The size of the cartilage damage is also an issue. While current guidelines are not set in stone, the repair of small focal, localised pockets of damaged cartilage is often limited to a size roughly no more than 2 cm in diameter. Damaged areas larger than this may need to be treated as part of the whole surface of the joint using more aggressive strategies.

Nevertheless, a 2 cm lesion on a large male is clearly relatively smaller than one of a similar size in a petite female, so individual cartilage problems need to be assessed by a physician to gauge the risks and benefits for that patient, and tailor treatment accordingly.

Managing expectations, and quality of life

There is currently no perfect cartilage repair treatment. Patients therefore need to manage their expectations to their individual circumstances.
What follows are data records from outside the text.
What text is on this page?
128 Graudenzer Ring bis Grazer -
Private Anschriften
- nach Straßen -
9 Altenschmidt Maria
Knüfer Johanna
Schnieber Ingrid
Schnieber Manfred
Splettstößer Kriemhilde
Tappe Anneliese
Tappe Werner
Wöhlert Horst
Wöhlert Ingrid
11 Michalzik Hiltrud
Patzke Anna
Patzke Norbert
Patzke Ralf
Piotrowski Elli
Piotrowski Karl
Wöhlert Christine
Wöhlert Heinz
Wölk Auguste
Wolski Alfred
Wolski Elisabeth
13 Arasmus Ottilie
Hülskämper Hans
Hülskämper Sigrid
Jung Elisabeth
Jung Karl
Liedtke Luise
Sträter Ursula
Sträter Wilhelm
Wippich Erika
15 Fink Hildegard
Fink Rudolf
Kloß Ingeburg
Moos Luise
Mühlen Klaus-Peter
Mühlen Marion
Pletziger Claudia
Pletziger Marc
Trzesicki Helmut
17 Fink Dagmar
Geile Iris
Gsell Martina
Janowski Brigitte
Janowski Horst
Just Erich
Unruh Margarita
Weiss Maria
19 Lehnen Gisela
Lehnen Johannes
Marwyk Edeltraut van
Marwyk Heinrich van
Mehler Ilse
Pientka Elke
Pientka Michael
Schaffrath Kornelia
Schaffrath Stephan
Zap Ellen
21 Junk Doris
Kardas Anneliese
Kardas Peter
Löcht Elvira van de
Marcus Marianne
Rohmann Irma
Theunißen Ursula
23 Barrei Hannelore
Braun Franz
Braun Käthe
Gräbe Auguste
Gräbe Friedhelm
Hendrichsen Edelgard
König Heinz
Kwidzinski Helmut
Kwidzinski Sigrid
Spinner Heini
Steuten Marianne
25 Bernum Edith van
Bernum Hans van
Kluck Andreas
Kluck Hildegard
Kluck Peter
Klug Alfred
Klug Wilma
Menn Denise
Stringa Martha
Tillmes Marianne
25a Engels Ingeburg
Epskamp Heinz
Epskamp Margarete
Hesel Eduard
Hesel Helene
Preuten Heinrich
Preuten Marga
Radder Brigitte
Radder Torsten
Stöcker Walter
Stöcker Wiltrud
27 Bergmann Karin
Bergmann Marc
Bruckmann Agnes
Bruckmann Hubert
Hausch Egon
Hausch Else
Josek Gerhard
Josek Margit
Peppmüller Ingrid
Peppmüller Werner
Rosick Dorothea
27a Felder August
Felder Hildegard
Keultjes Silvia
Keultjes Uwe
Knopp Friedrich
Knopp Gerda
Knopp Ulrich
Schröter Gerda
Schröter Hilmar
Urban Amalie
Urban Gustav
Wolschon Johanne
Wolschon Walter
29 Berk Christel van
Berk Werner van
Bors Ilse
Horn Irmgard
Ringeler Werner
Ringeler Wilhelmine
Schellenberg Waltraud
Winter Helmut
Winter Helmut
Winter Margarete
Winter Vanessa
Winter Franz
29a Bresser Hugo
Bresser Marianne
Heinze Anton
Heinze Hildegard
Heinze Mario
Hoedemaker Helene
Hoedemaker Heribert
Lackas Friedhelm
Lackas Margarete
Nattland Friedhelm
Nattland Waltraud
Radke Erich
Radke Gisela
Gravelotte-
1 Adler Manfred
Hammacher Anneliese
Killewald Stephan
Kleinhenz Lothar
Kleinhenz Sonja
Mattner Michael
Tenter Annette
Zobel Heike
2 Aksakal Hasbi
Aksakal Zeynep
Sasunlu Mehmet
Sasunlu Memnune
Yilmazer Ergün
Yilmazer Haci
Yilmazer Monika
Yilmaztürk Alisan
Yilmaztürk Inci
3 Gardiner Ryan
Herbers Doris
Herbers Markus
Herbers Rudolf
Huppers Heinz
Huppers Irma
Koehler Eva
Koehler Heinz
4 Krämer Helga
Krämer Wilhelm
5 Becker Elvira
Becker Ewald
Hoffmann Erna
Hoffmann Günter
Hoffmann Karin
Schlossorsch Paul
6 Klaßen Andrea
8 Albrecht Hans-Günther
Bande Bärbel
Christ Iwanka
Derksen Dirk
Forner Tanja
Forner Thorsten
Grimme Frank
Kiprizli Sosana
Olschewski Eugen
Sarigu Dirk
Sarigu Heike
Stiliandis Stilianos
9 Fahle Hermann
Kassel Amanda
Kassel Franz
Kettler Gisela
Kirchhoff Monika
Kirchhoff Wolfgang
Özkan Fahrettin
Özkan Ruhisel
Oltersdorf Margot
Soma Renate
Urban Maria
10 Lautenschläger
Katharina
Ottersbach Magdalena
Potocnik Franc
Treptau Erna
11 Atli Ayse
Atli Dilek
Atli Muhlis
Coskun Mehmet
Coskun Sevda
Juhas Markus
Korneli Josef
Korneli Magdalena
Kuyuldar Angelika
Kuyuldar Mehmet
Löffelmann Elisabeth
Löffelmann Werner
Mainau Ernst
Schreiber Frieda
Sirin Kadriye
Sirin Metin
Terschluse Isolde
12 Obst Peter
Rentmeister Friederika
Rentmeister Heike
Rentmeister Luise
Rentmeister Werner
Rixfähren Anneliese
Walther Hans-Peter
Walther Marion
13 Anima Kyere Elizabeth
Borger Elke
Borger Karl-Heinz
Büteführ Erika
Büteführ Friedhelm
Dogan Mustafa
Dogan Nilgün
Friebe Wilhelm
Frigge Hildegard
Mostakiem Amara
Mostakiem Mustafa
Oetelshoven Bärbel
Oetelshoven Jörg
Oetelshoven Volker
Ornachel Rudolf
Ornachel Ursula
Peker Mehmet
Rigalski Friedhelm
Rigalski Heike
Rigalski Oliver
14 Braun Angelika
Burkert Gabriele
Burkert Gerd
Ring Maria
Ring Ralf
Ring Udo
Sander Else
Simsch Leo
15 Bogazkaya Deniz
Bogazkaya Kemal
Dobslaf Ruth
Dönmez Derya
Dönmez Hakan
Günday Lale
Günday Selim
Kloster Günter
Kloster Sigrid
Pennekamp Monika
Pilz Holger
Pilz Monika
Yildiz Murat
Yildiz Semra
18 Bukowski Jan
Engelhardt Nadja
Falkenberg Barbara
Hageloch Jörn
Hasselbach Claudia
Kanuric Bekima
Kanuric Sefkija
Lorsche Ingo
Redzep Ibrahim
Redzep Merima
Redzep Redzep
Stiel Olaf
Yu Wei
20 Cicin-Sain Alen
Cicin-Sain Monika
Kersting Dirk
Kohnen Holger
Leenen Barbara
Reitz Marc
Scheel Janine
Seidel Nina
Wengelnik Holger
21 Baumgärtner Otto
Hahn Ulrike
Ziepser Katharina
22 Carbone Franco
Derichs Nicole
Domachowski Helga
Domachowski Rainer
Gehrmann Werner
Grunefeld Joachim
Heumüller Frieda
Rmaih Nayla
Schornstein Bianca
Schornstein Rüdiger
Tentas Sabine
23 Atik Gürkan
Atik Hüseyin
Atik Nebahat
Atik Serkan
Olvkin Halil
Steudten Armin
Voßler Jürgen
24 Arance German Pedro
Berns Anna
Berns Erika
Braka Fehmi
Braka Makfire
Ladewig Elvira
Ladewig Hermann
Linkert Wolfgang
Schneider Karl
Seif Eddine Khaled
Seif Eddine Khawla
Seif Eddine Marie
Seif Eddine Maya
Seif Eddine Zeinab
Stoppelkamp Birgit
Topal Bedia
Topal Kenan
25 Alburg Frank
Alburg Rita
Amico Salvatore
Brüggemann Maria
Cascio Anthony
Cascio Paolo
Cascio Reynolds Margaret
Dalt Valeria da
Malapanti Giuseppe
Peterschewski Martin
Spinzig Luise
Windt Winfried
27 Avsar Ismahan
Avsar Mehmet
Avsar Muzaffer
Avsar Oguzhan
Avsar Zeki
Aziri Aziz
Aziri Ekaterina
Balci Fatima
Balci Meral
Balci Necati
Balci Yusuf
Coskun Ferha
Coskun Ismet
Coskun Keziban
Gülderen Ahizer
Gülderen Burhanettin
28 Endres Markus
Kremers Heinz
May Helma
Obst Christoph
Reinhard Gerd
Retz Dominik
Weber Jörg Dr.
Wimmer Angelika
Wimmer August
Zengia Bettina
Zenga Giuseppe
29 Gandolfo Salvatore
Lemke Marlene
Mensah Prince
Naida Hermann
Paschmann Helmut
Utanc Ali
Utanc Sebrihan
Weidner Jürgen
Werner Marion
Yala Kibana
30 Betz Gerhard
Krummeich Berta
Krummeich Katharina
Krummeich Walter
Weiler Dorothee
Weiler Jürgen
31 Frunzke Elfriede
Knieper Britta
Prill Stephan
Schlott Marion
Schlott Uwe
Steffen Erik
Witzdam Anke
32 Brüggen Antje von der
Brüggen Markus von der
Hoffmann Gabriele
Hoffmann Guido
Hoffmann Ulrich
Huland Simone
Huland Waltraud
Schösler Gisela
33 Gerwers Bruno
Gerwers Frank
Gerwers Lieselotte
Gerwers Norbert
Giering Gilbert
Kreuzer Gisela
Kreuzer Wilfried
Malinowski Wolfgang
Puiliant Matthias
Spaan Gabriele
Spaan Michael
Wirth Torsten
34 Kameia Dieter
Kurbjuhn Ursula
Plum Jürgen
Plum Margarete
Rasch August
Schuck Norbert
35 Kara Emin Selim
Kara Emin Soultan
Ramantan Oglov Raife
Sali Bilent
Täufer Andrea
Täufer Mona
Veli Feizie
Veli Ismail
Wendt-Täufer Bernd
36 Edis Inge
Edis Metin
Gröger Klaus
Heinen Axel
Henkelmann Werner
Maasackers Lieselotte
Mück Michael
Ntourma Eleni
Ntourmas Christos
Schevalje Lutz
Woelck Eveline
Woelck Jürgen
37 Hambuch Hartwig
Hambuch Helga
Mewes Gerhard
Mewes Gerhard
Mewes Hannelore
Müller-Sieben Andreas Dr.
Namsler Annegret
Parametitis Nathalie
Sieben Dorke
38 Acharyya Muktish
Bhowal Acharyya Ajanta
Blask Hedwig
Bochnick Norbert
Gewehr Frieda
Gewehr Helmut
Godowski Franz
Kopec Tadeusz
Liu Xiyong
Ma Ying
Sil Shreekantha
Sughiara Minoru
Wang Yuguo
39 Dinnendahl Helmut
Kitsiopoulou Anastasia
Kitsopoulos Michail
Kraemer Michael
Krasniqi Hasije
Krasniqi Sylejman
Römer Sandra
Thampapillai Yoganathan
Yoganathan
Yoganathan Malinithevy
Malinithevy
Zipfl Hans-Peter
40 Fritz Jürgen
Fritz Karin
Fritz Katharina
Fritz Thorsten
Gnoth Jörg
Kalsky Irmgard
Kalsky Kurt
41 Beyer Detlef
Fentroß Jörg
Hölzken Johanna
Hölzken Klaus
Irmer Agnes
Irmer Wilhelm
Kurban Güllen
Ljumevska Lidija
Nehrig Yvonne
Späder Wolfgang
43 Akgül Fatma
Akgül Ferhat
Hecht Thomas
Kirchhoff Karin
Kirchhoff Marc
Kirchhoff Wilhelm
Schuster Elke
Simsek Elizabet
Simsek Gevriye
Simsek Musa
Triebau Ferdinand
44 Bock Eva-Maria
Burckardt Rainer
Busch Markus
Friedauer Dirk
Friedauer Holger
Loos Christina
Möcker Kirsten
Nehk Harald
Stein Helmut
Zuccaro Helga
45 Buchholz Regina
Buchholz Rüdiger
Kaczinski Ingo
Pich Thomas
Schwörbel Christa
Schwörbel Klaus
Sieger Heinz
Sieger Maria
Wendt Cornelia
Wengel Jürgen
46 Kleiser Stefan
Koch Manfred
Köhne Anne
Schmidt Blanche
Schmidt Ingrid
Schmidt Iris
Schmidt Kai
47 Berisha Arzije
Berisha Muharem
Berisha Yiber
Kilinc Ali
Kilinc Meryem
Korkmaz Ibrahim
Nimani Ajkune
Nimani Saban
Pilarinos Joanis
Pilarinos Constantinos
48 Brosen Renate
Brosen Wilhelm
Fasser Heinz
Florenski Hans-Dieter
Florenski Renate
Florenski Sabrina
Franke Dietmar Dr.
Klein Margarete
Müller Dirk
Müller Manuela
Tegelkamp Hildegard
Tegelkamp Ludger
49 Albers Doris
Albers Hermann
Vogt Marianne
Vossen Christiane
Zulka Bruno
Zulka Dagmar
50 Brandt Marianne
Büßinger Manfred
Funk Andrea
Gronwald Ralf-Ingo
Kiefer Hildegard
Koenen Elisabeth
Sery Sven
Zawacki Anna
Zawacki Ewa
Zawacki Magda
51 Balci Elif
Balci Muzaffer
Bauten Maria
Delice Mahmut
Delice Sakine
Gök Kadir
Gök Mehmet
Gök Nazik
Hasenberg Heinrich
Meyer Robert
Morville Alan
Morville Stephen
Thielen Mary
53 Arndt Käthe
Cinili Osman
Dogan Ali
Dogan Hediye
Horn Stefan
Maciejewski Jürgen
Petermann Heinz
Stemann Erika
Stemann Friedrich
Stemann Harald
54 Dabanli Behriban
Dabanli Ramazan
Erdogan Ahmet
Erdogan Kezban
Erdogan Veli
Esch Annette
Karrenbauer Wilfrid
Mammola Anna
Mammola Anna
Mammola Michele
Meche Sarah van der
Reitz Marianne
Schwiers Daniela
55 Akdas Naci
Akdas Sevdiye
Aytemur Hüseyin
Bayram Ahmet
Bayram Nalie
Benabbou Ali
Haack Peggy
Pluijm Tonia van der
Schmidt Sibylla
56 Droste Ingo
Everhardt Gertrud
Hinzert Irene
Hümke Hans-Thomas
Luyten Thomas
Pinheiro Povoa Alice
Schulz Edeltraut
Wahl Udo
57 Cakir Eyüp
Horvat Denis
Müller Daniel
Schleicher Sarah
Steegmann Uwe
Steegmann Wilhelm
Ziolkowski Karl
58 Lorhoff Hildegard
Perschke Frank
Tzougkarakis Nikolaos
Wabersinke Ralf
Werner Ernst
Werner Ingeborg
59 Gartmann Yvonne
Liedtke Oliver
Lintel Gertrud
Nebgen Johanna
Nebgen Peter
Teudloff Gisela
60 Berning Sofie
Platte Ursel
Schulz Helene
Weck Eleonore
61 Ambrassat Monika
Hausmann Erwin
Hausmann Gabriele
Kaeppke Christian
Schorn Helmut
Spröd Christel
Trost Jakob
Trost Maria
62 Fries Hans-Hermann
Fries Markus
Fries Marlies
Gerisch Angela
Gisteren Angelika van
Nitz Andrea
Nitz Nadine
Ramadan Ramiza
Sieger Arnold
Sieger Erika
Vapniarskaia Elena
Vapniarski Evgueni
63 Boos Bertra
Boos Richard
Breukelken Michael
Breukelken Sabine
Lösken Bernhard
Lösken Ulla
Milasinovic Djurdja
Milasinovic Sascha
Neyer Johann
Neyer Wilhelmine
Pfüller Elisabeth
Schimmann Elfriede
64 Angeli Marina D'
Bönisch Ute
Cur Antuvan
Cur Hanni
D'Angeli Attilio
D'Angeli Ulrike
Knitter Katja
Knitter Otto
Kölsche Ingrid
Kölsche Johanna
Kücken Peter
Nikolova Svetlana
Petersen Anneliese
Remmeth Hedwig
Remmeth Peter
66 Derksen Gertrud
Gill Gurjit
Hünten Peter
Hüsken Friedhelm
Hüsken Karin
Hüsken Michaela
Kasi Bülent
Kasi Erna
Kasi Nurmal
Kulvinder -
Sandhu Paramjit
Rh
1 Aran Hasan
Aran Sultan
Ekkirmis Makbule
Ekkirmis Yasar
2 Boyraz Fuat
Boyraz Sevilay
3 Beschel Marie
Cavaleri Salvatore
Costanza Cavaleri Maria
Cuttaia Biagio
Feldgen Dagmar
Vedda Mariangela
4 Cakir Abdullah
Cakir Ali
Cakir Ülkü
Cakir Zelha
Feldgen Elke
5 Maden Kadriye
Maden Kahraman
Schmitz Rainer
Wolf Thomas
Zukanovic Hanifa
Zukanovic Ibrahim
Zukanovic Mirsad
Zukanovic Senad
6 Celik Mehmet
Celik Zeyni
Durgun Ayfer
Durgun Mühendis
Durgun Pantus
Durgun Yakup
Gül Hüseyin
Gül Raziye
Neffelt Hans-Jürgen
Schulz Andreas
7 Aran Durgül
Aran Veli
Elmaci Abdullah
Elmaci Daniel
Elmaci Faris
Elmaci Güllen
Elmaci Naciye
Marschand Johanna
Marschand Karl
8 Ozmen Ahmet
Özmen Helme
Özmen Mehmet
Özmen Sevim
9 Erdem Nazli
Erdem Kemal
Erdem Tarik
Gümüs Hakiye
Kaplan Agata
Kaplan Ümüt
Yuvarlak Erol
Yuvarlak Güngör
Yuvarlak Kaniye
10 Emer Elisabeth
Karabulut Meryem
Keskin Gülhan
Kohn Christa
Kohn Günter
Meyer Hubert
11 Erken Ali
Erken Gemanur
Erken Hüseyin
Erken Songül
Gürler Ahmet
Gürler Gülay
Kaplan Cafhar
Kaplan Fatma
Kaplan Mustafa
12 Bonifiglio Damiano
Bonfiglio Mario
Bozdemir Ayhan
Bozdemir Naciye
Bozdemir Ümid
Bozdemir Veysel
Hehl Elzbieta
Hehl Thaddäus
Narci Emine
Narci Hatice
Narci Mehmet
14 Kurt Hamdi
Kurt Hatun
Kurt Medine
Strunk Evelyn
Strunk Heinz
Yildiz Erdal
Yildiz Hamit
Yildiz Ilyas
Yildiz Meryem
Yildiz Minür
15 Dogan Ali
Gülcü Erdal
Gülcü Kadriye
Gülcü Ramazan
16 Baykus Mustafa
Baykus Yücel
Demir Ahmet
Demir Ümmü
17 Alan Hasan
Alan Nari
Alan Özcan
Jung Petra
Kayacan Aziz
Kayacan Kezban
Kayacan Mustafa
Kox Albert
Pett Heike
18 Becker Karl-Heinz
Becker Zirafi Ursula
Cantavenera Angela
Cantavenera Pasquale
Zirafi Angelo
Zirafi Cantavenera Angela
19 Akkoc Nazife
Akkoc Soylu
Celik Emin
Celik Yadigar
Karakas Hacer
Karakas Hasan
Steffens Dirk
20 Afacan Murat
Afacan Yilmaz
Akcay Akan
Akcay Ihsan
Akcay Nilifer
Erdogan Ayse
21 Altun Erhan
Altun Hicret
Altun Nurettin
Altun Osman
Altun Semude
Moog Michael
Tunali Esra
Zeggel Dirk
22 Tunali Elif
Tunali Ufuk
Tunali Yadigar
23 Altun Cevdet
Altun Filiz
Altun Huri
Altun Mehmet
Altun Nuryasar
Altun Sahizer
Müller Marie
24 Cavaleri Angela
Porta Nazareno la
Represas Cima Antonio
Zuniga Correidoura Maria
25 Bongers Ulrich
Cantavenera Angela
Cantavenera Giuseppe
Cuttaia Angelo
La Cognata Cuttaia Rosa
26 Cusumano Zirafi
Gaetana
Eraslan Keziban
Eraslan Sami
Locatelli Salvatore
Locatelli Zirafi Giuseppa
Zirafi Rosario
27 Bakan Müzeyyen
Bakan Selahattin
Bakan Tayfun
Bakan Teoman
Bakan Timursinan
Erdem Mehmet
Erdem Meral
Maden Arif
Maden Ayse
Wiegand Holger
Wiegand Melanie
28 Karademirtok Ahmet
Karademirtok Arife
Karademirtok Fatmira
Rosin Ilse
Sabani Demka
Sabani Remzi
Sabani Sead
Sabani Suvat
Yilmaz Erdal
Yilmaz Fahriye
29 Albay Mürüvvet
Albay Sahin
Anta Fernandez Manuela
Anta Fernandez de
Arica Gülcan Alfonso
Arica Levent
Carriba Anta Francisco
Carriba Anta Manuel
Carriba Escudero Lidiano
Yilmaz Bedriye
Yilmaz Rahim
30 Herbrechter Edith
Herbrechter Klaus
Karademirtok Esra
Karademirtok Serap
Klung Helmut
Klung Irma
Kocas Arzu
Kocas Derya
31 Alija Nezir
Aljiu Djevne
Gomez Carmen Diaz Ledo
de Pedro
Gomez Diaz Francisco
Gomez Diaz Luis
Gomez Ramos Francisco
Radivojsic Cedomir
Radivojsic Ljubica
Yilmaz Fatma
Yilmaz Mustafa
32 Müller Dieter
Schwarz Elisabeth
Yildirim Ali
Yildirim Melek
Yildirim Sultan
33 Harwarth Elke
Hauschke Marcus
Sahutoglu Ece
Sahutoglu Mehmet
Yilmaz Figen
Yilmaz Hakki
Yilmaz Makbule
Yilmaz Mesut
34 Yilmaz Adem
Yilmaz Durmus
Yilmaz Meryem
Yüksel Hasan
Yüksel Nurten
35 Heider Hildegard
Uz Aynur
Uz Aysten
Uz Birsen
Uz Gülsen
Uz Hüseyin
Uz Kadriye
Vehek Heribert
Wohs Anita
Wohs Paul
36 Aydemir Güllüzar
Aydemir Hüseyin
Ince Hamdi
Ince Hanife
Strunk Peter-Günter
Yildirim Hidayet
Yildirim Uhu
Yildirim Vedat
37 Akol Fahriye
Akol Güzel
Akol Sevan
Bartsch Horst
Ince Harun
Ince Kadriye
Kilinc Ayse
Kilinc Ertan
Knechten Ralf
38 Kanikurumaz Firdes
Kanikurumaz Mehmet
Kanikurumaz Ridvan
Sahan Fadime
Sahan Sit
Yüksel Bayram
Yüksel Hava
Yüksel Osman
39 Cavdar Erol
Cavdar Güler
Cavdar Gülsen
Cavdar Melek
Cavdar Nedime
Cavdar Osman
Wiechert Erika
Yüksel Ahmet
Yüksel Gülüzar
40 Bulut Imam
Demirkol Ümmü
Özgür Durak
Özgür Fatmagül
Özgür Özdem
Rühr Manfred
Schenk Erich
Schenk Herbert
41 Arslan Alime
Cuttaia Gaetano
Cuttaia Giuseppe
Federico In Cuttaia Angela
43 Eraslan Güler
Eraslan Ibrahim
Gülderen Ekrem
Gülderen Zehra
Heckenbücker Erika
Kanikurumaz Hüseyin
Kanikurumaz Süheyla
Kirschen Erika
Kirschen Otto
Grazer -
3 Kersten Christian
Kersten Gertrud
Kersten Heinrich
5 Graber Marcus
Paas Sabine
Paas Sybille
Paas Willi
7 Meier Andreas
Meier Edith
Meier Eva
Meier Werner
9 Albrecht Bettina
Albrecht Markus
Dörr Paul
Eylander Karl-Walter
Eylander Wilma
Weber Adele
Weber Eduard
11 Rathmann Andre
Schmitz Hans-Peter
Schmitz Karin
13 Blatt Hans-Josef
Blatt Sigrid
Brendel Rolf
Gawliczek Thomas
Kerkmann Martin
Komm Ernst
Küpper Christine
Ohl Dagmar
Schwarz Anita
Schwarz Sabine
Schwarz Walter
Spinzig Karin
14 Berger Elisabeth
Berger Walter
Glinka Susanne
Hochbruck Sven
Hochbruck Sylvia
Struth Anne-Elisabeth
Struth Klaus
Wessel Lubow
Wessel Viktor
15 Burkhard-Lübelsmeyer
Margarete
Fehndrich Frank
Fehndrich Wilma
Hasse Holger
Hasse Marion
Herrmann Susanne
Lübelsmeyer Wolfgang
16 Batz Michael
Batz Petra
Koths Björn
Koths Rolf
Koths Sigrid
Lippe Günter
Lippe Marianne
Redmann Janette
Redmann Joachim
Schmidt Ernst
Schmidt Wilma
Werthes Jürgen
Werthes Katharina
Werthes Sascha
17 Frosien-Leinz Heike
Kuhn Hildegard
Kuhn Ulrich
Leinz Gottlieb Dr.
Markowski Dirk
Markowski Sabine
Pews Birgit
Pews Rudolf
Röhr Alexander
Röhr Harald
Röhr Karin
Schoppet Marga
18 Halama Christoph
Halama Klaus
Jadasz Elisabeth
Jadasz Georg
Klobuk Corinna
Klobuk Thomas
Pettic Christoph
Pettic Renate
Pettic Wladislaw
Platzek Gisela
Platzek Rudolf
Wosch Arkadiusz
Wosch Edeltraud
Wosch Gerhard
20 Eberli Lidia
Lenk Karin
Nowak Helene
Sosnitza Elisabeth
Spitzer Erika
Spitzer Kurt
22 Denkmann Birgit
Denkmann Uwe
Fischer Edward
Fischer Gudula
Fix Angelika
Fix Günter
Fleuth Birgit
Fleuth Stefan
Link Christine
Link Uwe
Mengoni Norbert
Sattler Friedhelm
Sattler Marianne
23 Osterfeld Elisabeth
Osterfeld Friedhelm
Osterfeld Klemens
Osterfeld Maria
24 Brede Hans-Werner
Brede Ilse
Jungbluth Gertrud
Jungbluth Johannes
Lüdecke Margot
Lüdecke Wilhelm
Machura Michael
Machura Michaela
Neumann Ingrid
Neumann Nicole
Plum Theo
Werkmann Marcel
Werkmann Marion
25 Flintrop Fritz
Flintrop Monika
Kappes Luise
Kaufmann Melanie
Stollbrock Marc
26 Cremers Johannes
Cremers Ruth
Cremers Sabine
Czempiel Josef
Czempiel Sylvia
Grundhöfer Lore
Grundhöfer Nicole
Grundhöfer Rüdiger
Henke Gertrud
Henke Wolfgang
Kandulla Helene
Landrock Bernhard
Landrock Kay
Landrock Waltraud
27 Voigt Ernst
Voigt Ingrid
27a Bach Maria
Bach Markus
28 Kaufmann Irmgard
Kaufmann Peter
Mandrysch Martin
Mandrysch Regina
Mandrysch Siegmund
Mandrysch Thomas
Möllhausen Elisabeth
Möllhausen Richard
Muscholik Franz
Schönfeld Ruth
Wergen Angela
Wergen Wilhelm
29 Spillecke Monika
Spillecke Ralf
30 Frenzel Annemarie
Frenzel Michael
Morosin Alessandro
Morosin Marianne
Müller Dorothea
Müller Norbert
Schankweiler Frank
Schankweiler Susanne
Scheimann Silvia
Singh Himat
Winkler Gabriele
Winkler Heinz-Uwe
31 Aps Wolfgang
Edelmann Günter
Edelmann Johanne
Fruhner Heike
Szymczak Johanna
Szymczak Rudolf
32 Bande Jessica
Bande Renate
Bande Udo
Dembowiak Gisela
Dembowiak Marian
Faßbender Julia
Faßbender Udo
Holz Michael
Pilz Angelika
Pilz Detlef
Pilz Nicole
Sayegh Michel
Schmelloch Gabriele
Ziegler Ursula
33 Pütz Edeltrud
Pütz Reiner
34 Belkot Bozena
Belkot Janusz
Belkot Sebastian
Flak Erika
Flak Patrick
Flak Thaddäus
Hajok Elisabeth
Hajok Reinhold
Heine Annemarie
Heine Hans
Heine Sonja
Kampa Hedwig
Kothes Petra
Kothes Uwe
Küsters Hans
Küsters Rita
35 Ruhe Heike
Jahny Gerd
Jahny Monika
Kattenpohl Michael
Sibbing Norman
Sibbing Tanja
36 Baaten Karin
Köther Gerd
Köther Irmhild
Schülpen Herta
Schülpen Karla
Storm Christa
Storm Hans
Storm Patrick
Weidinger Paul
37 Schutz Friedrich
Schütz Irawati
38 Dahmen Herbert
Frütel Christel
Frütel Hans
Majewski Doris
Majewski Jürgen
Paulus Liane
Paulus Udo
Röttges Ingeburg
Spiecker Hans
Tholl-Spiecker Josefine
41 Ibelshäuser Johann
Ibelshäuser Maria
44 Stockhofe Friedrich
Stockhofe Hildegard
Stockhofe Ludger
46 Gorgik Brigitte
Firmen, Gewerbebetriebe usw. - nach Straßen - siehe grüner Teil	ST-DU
The level of pain and immobility present in cartilage problems varies widely, and while some people may have mild discomfort during athletic pursuits, others may be in severe pain almost continuously.

In these situations, quality of life improvements following cartilage repair or surgery will be much more significant in patients who had crippling pain and immobility beforehand. Patients with only minor symptoms may see relatively little benefit, especially when factoring in the disruption surgery can have in their lives.

In essence, each patient will be on a sliding scale that will ultimately mean those who stand to benefit the most from a procedure may feel more ready to take on the risks and discomforts of surgery.